The Bill of Lading and the Sea Waybill are the two basic documents that guarantee maritime transport, both national and international. In many occasions they generate confusion in their use, however, each one fulfills very specific functions.

The Bill of Lading, in addition to serving as a contract of carriage and receipt of goods, has the usefulness of a document of title. For its part, the Sea Waybill is the evidence of the transport contract and the receipt of the goods, but it only serves as evidence. In this way the carrier is released with the delivery of the cargo to the person identified in the document.

All companies in the logistics sector, as is also the case with Stock Logistic, work day by day with these types of documents that guarantee the success and reliability of operations, regardless of the type of goods, their origin or destination.

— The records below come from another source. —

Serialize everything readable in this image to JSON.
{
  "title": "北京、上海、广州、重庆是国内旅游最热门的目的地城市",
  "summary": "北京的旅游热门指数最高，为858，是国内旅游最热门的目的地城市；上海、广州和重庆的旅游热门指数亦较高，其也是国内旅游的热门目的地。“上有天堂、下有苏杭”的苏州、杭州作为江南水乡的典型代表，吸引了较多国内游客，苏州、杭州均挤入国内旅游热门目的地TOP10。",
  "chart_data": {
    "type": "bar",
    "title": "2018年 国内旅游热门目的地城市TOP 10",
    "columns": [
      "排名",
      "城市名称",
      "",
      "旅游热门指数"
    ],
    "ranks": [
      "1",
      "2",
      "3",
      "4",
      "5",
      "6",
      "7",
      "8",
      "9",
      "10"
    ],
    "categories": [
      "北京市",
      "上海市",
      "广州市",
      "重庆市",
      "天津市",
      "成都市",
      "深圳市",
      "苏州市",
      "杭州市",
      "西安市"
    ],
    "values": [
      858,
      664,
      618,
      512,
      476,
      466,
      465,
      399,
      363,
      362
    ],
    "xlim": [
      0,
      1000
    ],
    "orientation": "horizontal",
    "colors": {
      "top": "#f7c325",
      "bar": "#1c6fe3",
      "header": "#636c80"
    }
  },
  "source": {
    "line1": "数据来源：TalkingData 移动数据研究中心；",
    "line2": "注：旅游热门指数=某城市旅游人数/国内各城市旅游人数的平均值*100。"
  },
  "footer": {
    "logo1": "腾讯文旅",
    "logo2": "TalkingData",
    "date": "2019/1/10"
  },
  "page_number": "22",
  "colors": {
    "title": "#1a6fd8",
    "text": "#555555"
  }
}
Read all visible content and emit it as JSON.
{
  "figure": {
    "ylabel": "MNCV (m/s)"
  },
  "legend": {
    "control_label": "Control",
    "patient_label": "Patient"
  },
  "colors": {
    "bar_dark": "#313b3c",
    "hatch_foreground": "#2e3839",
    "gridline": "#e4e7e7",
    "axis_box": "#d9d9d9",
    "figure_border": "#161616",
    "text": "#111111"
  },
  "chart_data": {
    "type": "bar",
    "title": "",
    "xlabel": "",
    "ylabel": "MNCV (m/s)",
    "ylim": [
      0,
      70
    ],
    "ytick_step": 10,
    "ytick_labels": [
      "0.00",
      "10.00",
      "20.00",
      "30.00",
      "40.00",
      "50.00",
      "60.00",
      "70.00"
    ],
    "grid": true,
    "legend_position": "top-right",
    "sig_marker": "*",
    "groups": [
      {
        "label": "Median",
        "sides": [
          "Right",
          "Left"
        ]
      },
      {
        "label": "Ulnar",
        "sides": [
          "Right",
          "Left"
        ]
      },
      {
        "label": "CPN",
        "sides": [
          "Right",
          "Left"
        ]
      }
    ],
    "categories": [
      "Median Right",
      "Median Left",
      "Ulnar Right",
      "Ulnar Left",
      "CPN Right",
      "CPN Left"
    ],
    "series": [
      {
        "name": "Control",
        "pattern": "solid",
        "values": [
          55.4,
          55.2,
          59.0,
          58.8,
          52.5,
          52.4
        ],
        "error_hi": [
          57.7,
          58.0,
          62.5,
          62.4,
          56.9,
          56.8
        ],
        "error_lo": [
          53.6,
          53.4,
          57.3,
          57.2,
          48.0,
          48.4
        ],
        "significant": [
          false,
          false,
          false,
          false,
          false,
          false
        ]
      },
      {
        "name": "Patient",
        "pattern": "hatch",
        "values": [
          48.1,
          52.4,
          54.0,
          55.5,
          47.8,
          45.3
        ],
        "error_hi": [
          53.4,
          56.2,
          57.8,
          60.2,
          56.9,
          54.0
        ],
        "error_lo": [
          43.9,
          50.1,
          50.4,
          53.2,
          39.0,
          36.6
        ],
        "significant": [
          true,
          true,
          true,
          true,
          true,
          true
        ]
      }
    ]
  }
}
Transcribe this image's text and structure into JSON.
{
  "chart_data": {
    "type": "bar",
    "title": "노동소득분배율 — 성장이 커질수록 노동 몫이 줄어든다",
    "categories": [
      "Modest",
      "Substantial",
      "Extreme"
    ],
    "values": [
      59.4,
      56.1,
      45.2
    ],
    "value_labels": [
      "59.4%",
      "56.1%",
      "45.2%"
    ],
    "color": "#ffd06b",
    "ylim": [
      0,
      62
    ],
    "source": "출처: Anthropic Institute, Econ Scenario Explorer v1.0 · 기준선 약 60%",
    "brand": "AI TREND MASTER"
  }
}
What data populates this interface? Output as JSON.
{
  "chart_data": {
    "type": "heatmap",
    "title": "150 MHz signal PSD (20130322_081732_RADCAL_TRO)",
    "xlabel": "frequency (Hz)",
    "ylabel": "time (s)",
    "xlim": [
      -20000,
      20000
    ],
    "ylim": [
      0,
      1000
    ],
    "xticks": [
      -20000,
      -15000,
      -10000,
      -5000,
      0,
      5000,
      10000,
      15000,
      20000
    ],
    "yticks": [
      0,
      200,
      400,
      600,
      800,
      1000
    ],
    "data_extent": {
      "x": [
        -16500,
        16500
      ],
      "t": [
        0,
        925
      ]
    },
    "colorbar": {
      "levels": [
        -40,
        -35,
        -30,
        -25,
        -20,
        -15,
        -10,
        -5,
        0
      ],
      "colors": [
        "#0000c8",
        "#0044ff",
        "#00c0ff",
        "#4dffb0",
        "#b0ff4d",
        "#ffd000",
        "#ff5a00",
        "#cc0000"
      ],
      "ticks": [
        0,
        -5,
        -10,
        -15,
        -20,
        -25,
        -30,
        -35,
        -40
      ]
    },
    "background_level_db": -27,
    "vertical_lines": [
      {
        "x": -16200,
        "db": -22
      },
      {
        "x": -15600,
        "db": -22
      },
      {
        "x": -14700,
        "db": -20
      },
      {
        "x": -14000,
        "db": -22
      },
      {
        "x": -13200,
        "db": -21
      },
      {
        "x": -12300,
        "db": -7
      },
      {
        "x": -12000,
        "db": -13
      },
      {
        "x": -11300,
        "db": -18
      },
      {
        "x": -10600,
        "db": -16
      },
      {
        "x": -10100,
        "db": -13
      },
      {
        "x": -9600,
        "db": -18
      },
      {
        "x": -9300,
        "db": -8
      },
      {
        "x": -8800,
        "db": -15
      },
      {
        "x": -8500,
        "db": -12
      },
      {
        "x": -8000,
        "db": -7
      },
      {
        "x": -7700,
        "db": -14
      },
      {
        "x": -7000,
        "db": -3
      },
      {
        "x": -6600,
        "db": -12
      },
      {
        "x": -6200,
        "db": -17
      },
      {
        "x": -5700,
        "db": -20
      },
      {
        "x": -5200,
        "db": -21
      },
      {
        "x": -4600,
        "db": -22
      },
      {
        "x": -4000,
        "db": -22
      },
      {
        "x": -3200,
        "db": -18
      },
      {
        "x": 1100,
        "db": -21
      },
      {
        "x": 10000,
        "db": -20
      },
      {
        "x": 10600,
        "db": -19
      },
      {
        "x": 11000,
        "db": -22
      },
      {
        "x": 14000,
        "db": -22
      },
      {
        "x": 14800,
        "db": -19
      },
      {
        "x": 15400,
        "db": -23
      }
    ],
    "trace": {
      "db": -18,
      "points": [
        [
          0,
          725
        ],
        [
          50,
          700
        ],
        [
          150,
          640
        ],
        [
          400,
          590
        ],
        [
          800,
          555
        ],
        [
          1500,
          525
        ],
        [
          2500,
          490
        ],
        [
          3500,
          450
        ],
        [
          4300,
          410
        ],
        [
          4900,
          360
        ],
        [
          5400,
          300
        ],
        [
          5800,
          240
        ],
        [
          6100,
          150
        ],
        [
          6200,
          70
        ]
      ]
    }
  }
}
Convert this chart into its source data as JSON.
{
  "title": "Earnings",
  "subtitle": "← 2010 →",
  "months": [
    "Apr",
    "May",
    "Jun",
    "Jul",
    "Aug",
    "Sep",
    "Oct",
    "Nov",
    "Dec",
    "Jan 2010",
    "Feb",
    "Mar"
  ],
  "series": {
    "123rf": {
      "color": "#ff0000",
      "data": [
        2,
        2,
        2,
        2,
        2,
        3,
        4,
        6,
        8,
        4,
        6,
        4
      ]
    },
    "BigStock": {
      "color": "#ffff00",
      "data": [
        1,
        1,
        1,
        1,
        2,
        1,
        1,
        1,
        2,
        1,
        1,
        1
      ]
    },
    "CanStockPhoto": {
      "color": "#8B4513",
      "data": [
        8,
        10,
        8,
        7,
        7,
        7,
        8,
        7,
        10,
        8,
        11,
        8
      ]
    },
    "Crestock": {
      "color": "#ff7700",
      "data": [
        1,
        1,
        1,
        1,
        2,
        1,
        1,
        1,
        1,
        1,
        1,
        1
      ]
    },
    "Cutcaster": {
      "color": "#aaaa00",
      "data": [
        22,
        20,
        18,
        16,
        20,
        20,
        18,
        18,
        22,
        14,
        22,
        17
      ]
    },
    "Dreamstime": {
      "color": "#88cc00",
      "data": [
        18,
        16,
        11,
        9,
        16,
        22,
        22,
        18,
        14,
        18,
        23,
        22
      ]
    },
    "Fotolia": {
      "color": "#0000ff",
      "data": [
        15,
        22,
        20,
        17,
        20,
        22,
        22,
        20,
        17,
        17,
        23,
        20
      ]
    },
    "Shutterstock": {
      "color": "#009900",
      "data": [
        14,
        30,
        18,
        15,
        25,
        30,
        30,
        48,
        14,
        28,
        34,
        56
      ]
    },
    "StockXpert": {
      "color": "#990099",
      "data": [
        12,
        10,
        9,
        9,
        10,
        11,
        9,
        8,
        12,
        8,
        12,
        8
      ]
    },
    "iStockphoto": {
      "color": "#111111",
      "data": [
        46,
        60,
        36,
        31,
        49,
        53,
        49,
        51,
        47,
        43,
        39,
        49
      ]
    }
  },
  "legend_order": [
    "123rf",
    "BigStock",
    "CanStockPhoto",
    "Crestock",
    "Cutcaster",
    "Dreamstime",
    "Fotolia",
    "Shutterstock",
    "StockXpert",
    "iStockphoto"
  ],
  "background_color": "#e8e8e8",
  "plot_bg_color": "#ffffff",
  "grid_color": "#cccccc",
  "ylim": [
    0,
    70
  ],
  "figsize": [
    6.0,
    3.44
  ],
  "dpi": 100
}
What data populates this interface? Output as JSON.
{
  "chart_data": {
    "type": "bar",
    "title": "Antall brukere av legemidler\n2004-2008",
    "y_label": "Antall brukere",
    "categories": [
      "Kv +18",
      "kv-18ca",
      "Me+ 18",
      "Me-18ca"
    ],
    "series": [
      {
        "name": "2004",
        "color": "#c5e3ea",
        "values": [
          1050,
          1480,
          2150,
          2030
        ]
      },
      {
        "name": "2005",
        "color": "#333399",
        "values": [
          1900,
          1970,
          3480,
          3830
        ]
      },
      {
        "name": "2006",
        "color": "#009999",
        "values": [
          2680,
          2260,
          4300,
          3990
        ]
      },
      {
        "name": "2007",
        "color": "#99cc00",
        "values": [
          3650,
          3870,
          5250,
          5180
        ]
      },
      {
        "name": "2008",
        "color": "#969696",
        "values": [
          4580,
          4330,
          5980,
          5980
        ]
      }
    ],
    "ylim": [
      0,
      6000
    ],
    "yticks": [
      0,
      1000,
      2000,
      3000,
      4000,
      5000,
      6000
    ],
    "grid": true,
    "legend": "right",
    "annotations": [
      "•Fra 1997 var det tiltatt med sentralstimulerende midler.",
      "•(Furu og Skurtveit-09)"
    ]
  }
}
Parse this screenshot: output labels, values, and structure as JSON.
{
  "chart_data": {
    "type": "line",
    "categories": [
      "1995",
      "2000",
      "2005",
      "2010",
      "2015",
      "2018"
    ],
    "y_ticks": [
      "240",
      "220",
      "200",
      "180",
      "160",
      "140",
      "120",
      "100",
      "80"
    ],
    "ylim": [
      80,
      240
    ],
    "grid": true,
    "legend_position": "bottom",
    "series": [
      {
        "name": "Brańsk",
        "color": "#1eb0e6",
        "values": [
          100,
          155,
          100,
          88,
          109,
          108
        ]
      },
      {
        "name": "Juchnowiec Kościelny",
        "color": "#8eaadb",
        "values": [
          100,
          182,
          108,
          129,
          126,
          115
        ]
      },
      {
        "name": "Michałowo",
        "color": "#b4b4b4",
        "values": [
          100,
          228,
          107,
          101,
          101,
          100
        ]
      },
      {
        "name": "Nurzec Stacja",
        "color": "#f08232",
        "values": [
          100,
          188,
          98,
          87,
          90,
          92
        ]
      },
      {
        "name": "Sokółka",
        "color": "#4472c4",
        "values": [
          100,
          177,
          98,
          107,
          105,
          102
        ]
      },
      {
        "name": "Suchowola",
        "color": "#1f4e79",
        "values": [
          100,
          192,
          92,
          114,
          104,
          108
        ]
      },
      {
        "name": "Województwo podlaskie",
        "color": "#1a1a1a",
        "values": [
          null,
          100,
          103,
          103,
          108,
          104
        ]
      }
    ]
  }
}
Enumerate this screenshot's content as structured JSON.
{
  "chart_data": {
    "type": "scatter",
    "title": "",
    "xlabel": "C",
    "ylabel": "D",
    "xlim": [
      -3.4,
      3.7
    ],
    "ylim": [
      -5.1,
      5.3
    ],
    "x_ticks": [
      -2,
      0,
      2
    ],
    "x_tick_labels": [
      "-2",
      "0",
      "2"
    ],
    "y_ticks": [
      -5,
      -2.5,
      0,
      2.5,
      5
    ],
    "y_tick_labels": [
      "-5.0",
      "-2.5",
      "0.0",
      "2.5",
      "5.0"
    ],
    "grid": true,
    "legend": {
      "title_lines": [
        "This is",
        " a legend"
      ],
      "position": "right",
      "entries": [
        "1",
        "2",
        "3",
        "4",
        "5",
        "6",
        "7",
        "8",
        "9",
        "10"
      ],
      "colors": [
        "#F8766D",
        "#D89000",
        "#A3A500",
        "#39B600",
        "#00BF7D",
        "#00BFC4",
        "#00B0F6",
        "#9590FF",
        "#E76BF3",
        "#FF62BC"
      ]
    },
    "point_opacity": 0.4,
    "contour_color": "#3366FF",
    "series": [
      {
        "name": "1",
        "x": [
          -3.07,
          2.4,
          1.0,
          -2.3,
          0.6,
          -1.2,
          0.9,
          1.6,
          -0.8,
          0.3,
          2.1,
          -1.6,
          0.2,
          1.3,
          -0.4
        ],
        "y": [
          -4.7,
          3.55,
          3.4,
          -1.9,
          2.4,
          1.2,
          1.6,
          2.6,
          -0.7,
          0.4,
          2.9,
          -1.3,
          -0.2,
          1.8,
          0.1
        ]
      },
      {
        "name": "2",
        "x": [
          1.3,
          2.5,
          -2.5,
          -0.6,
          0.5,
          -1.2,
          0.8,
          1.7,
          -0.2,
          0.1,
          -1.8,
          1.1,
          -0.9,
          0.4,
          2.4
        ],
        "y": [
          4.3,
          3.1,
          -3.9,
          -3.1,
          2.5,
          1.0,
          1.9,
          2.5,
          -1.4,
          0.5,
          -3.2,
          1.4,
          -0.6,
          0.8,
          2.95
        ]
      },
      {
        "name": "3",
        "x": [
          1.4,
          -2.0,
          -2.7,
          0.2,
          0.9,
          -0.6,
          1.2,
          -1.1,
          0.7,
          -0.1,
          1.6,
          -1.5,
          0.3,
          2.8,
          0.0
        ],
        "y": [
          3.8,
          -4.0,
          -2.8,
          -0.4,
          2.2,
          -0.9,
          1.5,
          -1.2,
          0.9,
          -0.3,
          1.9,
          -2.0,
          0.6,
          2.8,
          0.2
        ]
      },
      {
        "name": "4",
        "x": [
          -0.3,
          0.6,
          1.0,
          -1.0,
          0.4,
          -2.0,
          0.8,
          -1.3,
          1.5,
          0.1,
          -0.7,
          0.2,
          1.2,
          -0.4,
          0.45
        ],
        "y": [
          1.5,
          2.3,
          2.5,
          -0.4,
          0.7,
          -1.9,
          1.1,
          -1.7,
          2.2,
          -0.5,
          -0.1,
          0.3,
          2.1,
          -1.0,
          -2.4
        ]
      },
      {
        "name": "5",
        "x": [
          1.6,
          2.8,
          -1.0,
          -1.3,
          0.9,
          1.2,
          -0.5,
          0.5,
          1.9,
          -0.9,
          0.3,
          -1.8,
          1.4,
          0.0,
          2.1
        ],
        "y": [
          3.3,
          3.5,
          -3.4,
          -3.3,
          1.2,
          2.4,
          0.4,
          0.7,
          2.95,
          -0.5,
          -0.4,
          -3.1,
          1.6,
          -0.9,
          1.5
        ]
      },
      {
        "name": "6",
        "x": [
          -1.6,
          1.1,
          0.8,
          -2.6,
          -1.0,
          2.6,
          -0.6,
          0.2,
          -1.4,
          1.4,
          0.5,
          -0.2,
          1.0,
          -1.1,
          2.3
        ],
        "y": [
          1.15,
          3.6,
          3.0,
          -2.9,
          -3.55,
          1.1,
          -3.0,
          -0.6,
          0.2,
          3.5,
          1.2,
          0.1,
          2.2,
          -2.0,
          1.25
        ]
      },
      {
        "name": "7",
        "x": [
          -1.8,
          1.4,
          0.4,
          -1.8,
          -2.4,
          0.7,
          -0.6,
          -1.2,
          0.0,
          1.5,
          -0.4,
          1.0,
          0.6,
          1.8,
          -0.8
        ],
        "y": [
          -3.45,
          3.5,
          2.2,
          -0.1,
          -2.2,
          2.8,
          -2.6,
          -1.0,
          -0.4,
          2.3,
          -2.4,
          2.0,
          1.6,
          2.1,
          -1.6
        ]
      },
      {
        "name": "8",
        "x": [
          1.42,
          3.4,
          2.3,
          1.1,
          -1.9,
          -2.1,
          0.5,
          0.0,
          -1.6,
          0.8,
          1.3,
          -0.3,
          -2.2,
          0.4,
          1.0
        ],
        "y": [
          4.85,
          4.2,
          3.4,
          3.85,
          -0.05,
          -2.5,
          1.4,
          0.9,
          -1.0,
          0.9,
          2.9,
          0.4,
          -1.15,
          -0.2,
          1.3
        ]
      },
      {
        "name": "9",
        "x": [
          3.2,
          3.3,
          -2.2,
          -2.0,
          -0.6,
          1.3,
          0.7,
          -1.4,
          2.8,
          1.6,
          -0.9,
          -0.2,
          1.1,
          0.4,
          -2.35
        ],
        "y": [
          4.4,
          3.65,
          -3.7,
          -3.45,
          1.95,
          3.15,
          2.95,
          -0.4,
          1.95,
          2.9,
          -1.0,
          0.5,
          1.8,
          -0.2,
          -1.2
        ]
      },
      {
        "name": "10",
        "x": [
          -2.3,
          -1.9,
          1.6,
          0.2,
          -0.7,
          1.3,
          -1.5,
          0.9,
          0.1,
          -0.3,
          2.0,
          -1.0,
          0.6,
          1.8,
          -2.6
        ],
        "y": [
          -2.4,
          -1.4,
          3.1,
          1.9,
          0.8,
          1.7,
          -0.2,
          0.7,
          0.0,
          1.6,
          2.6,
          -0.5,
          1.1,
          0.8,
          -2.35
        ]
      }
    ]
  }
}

Main characteristics of the Bill of Lading

  • The transport companies, or the captain of the ship, are responsible for issuing the Bill of Lading, or bill of lading in Spanish.
  • It serves as a receipt for the goods shipped on the ship and the state in which they are.
  • It proves the existence of a transport contract.
  • The property of the transported merchandise falls on the holder of the document, who will be the one who can pick up the merchandise in the port of destination.
  • It is negotiable and accepted in banks as a title of credit.

Sea Waybill

However, as indicated above, when a representative title covering the goods and incorporating the right to dispose of them is not necessary, then the bill of lading may be replaced by another type of document, which is the Sea Waybill. Some of the particularities are:

  • It is used when the shipper takes the decision to release his control over the cargo immediately:¬†that the goods can be delivered to the person identified in the document, without it having to submit any document to claim the cargo.
  • When the cargo is shipped, the shipper or sender receives this document for reference only. In this case neither the shipper nor the importer is obliged to deliver anything additional to the carrier, so the cargo is released as soon as it is available in port.
  • It is advisable to use a Sea Waybill when the shipper knows the consignee of the cargo well, in the event that the goods will not be traded during transportation or if it is paid to an account with approved credit.